IE 11 is not supported. For an optimal experience visit our site on another browser.

Bush's foreign policy inspired by dissident

NBC White House Correspondent David Gregory speaks with Israeli Cabinet member and  Soviet dissident, Natan Sharansky, the man President Bush says reflects his views on foreign policy.

When Natan Sharansky was finally released from the Soviet gulag in 1986, it was a triumphant moment for the Jewish dissident, who became not only a hero in Israel but a voice of freedom around the world.

Now a hawkish member of the Israeli government, Sharansky has written a new book, "The Case for Democracy," arguing that democratic change leads to peace. He has found his voice is being heard again — in very high places. 

“We do not accept the existence of permanent tyranny because we do not accept the possibility of permanent slavery,” President Bush said in his inaugural address last month, quoting Sharansky.

“I remember when he said these words in the speech. I said, 'Oh, my God,'” says Sharansky.

The president has encouraged advisers and others to read Sharansky's book and discussed with the former Soviet dissident himself how his ideas could be applied around the world.

Did he want Sharansky’s advice?

“I think maybe sometimes he feels himself rather lonely in following his convictions and his ideas, and I think it was important for him to find out that he's not the only dissident,”  Sharansky says with a laugh.

What Americans heard in the president's inaugural address — a promise to end tyranny around the world — was Sharansky's voice, suggesting that democracies don't start wars.

“It's always better to deal with a democracy which hates you than a dictator who loves you,” summarizes Sharansky.

A critic of the president's inaugural address called it “a recipe for endless war.”

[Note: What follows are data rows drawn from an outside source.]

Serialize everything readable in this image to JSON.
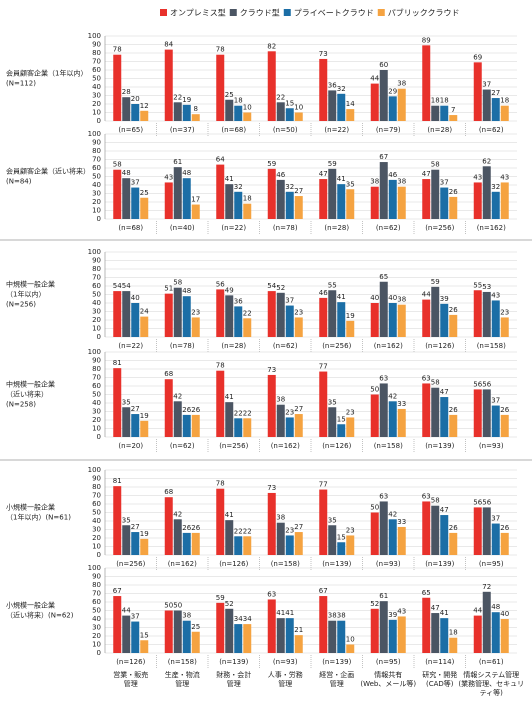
{
  "chart_data": [
    {
      "type": "bar",
      "title": [
        "会員顧客企業（1年以内）",
        "(N=112)"
      ],
      "series": [
        {
          "name": "オンプレミス型",
          "color": "#e8312b",
          "values": [
            78,
            84,
            78,
            82,
            73,
            44,
            89,
            69
          ]
        },
        {
          "name": "クラウド型",
          "color": "#4b5563",
          "values": [
            28,
            22,
            25,
            22,
            36,
            60,
            18,
            37
          ]
        },
        {
          "name": "プライベートクラウド",
          "color": "#1b6ea6",
          "values": [
            20,
            19,
            18,
            15,
            32,
            29,
            18,
            27
          ]
        },
        {
          "name": "パブリッククラウド",
          "color": "#f5a341",
          "values": [
            12,
            8,
            10,
            10,
            14,
            38,
            7,
            18
          ]
        }
      ],
      "n_labels": [
        "(n=65)",
        "(n=37)",
        "(n=68)",
        "(n=50)",
        "(n=22)",
        "(n=79)",
        "(n=28)",
        "(n=62)"
      ],
      "ylim": [
        0,
        100
      ],
      "yticks": [
        0,
        10,
        20,
        30,
        40,
        50,
        60,
        70,
        80,
        90,
        100
      ],
      "grid": true
    },
    {
      "type": "bar",
      "title": [
        "会員顧客企業（近い将来）",
        "(N=84)"
      ],
      "series": [
        {
          "values": [
            58,
            43,
            64,
            59,
            47,
            38,
            47,
            43
          ]
        },
        {
          "values": [
            48,
            61,
            41,
            46,
            59,
            67,
            58,
            62
          ]
        },
        {
          "values": [
            37,
            48,
            32,
            32,
            41,
            46,
            37,
            32
          ]
        },
        {
          "values": [
            25,
            17,
            18,
            27,
            35,
            38,
            26,
            43
          ]
        }
      ],
      "n_labels": [
        "(n=68)",
        "(n=40)",
        "(n=22)",
        "(n=78)",
        "(n=28)",
        "(n=62)",
        "(n=256)",
        "(n=162)"
      ],
      "ylim": [
        0,
        100
      ],
      "yticks": [
        0,
        10,
        20,
        30,
        40,
        50,
        60,
        70,
        80,
        90,
        100
      ],
      "grid": true
    },
    {
      "type": "bar",
      "title": [
        "中規模一般企業",
        "（1年以内）",
        "(N=256)"
      ],
      "series": [
        {
          "values": [
            54,
            51,
            56,
            54,
            46,
            40,
            44,
            55
          ]
        },
        {
          "values": [
            54,
            58,
            49,
            52,
            55,
            65,
            59,
            53
          ]
        },
        {
          "values": [
            40,
            48,
            36,
            37,
            41,
            40,
            39,
            43
          ]
        },
        {
          "values": [
            24,
            23,
            22,
            23,
            19,
            38,
            26,
            23
          ]
        }
      ],
      "n_labels": [
        "(n=22)",
        "(n=78)",
        "(n=28)",
        "(n=62)",
        "(n=256)",
        "(n=162)",
        "(n=126)",
        "(n=158)"
      ],
      "ylim": [
        0,
        100
      ],
      "yticks": [
        0,
        10,
        20,
        30,
        40,
        50,
        60,
        70,
        80,
        90,
        100
      ],
      "grid": true
    },
    {
      "type": "bar",
      "title": [
        "中規模一般企業",
        "（近い将来）",
        "(N=258)"
      ],
      "series": [
        {
          "values": [
            81,
            68,
            78,
            73,
            77,
            50,
            63,
            56
          ]
        },
        {
          "values": [
            35,
            42,
            41,
            38,
            35,
            63,
            58,
            56
          ]
        },
        {
          "values": [
            27,
            26,
            22,
            23,
            15,
            42,
            47,
            37
          ]
        },
        {
          "values": [
            19,
            26,
            22,
            27,
            23,
            33,
            26,
            26
          ]
        }
      ],
      "n_labels": [
        "(n=20)",
        "(n=62)",
        "(n=256)",
        "(n=162)",
        "(n=126)",
        "(n=158)",
        "(n=139)",
        "(n=93)"
      ],
      "ylim": [
        0,
        100
      ],
      "yticks": [
        0,
        10,
        20,
        30,
        40,
        50,
        60,
        70,
        80,
        90,
        100
      ],
      "grid": true
    },
    {
      "type": "bar",
      "title": [
        "小規模一般企業",
        "（1年以内）(N=61)"
      ],
      "series": [
        {
          "values": [
            81,
            68,
            78,
            73,
            77,
            50,
            63,
            56
          ]
        },
        {
          "values": [
            35,
            42,
            41,
            38,
            35,
            63,
            58,
            56
          ]
        },
        {
          "values": [
            27,
            26,
            22,
            23,
            15,
            42,
            47,
            37
          ]
        },
        {
          "values": [
            19,
            26,
            22,
            27,
            23,
            33,
            26,
            26
          ]
        }
      ],
      "n_labels": [
        "(n=256)",
        "(n=162)",
        "(n=126)",
        "(n=158)",
        "(n=139)",
        "(n=93)",
        "(n=139)",
        "(n=95)"
      ],
      "ylim": [
        0,
        100
      ],
      "yticks": [
        0,
        10,
        20,
        30,
        40,
        50,
        60,
        70,
        80,
        90,
        100
      ],
      "grid": true
    },
    {
      "type": "bar",
      "title": [
        "小規模一般企業",
        "（近い将来）(N=62)"
      ],
      "series": [
        {
          "values": [
            67,
            50,
            59,
            63,
            67,
            52,
            65,
            44
          ]
        },
        {
          "values": [
            44,
            50,
            52,
            41,
            38,
            61,
            47,
            72
          ]
        },
        {
          "values": [
            37,
            38,
            34,
            41,
            38,
            39,
            41,
            48
          ]
        },
        {
          "values": [
            15,
            25,
            34,
            21,
            10,
            43,
            18,
            40
          ]
        }
      ],
      "n_labels": [
        "(n=126)",
        "(n=158)",
        "(n=139)",
        "(n=93)",
        "(n=139)",
        "(n=95)",
        "(n=114)",
        "(n=61)"
      ],
      "categories": [
        [
          "営業・販売",
          "管理"
        ],
        [
          "生産・物流",
          "管理"
        ],
        [
          "財務・会計",
          "管理"
        ],
        [
          "人事・労務",
          "管理"
        ],
        [
          "経営・企画",
          "管理"
        ],
        [
          "情報共有",
          "(Web、メール等)"
        ],
        [
          "研究・開発",
          "(CAD等)"
        ],
        [
          "情報システム管理",
          "(業務管理、セキュリ",
          "ティ等)"
        ]
      ],
      "ylim": [
        0,
        100
      ],
      "yticks": [
        0,
        10,
        20,
        30,
        40,
        50,
        60,
        70,
        80,
        90,
        100
      ],
      "grid": true
    }
  ]
}
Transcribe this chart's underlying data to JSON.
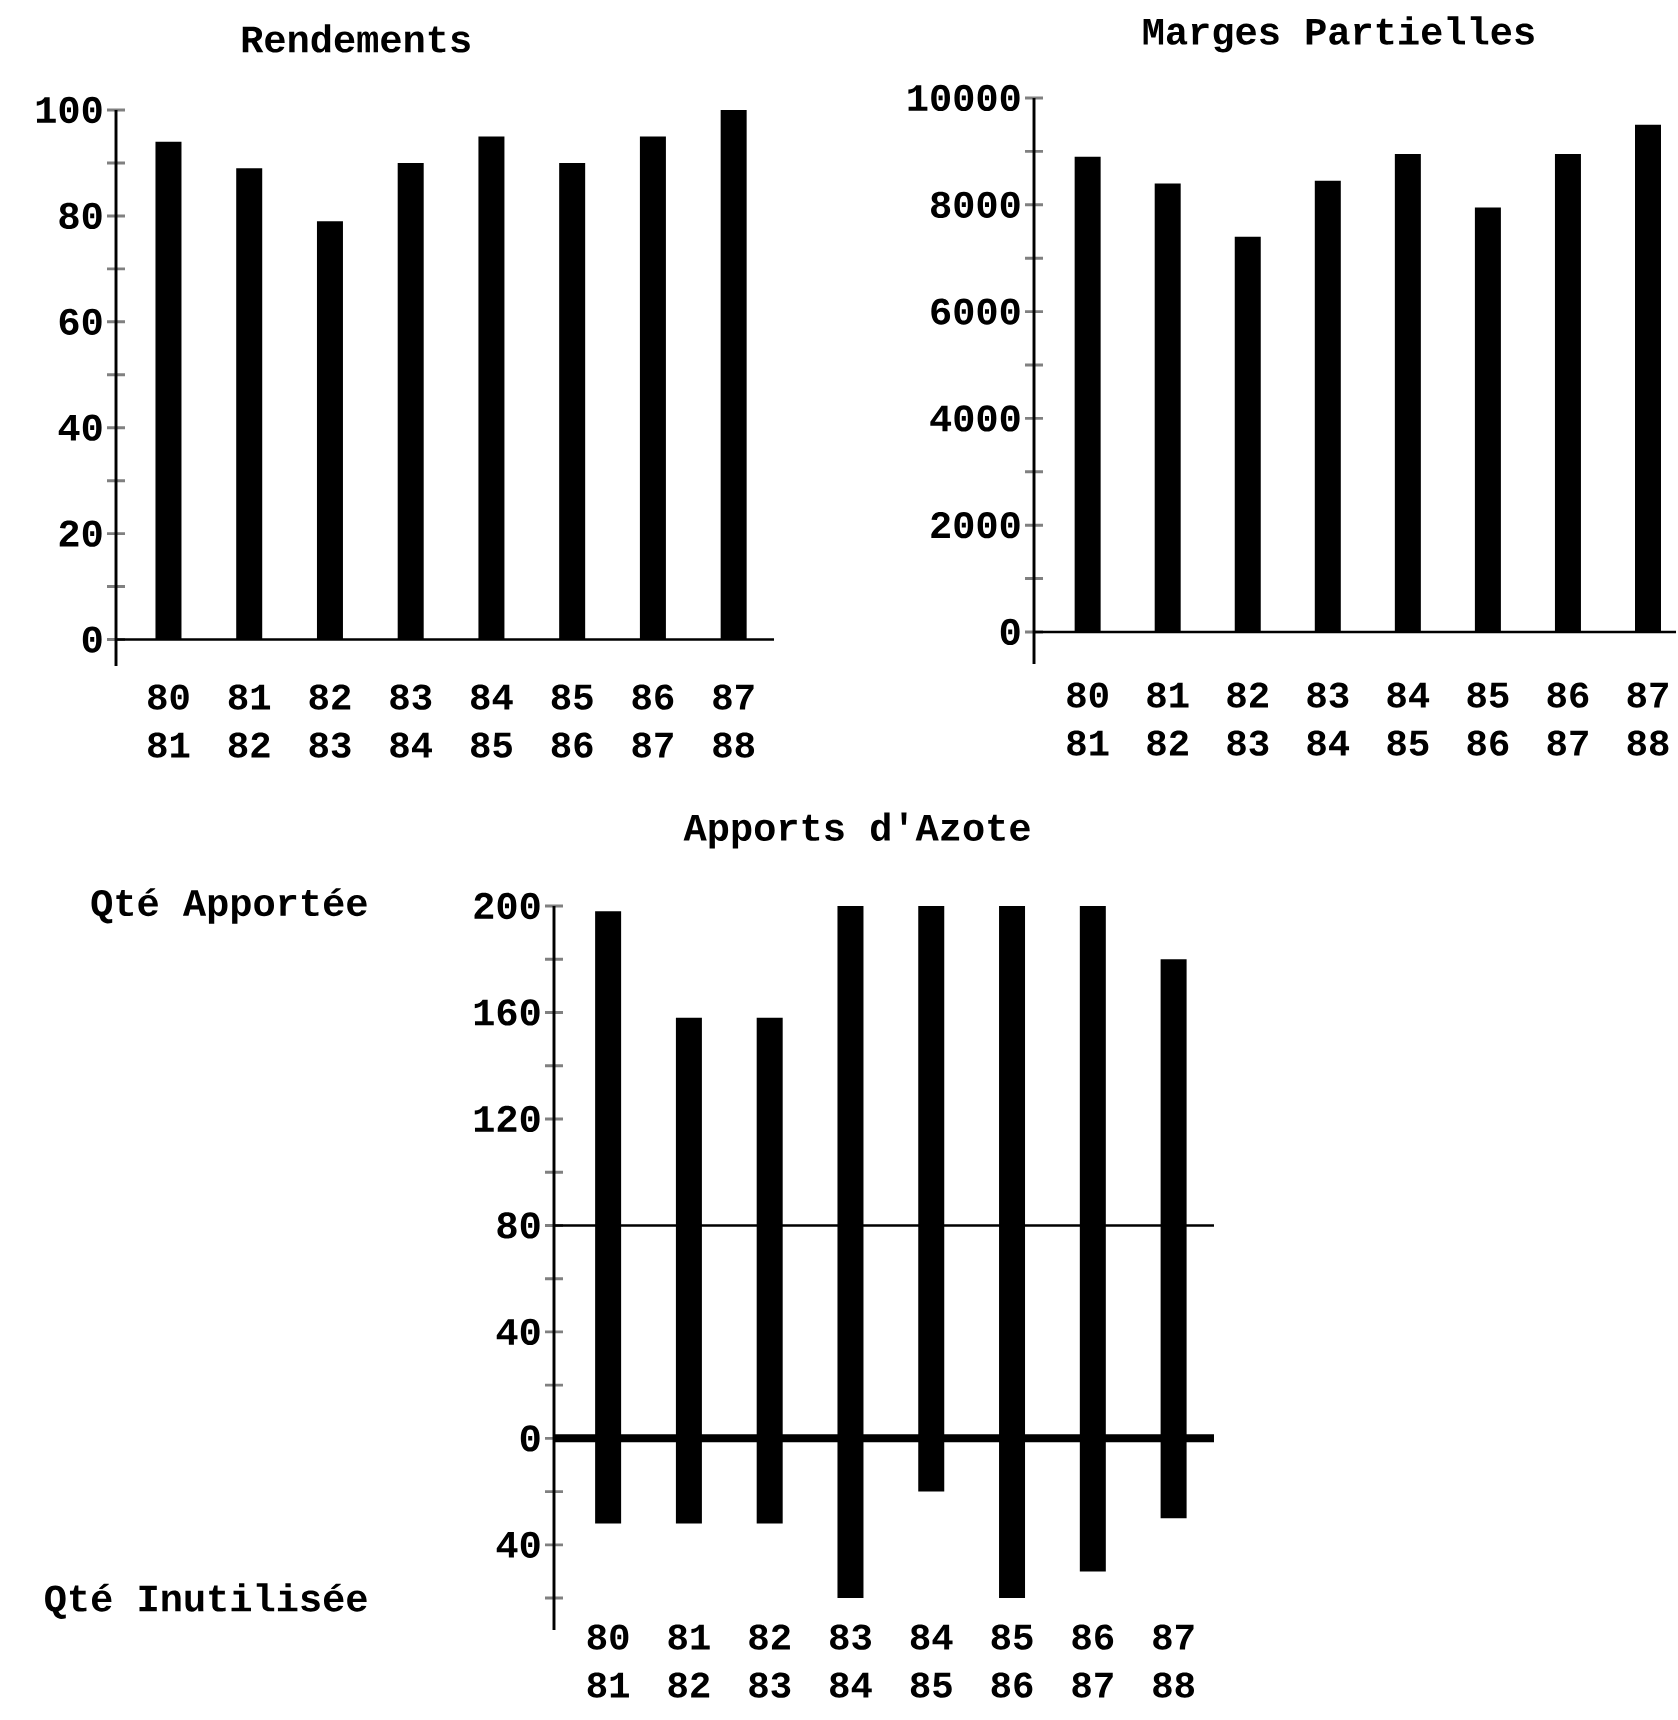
{
  "chart_data": [
    {
      "type": "bar",
      "title": "Rendements",
      "categories": [
        "80 81",
        "81 82",
        "82 83",
        "83 84",
        "84 85",
        "85 86",
        "86 87",
        "87 88"
      ],
      "values": [
        94,
        89,
        79,
        90,
        95,
        90,
        95,
        100
      ],
      "color": "#000000",
      "ylim": [
        -5,
        100
      ],
      "yticks": [
        0,
        {
          "value": 10,
          "label": null
        },
        20,
        {
          "value": 30,
          "label": null
        },
        40,
        {
          "value": 50,
          "label": null
        },
        60,
        {
          "value": 70,
          "label": null
        },
        80,
        {
          "value": 90,
          "label": null
        },
        100
      ]
    },
    {
      "type": "bar",
      "title": "Marges Partielles",
      "categories": [
        "80 81",
        "81 82",
        "82 83",
        "83 84",
        "84 85",
        "85 86",
        "86 87",
        "87 88"
      ],
      "values": [
        8900,
        8400,
        7400,
        8450,
        8950,
        7950,
        8950,
        9500
      ],
      "color": "#000000",
      "ylim": [
        -600,
        10000
      ],
      "yticks": [
        0,
        {
          "value": 1000,
          "label": null
        },
        2000,
        {
          "value": 3000,
          "label": null
        },
        4000,
        {
          "value": 5000,
          "label": null
        },
        6000,
        {
          "value": 7000,
          "label": null
        },
        8000,
        {
          "value": 9000,
          "label": null
        },
        10000
      ]
    },
    {
      "type": "bar",
      "title": "Apports d'Azote",
      "categories": [
        "80 81",
        "81 82",
        "82 83",
        "83 84",
        "84 85",
        "85 86",
        "86 87",
        "87 88"
      ],
      "series": [
        {
          "color": "#000000",
          "values": [
            198,
            158,
            158,
            200,
            200,
            200,
            200,
            180
          ]
        },
        {
          "color": "#000000",
          "values": [
            -32,
            -32,
            -32,
            -60,
            -20,
            -60,
            -50,
            -30
          ]
        }
      ],
      "stacked": true,
      "annotations": [
        "Qté Apportée",
        "Qté Inutilisée"
      ],
      "ylim": [
        -72,
        200
      ],
      "yticks": [
        {
          "value": -60,
          "label": null
        },
        {
          "value": -40,
          "label": "40"
        },
        {
          "value": -20,
          "label": null
        },
        0,
        {
          "value": 20,
          "label": null
        },
        40,
        {
          "value": 60,
          "label": null
        },
        80,
        {
          "value": 100,
          "label": null
        },
        120,
        {
          "value": 140,
          "label": null
        },
        160,
        {
          "value": 180,
          "label": null
        },
        200
      ],
      "ref_lines": [
        {
          "axis": "y",
          "value": 80
        }
      ]
    }
  ]
}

“The free world doesn’t have to fight with dictatorships,” says Sharansky. “Dictatorships are very weak from the inside because they're spending all their efforts to control their own people.”

A supporter of the Iraq war, Sharansky thought it was a mistake to hold elections so soon, but he remains optimistic. If Iraq becomes a theocracy, allied with Iran and anti-American and anti-Israel, will Sharansky think it has been worth it in the end?

“If it will be [a] democratic state, [an] overwhelming majority of people will see the war as a last option,” says Sharansky. “Because [a] silent majority of people then doesn't want war.”

Iraq will test Sharansky's views and his prescriptions for lasting peace, which have become the engine of U.S. foreign policy.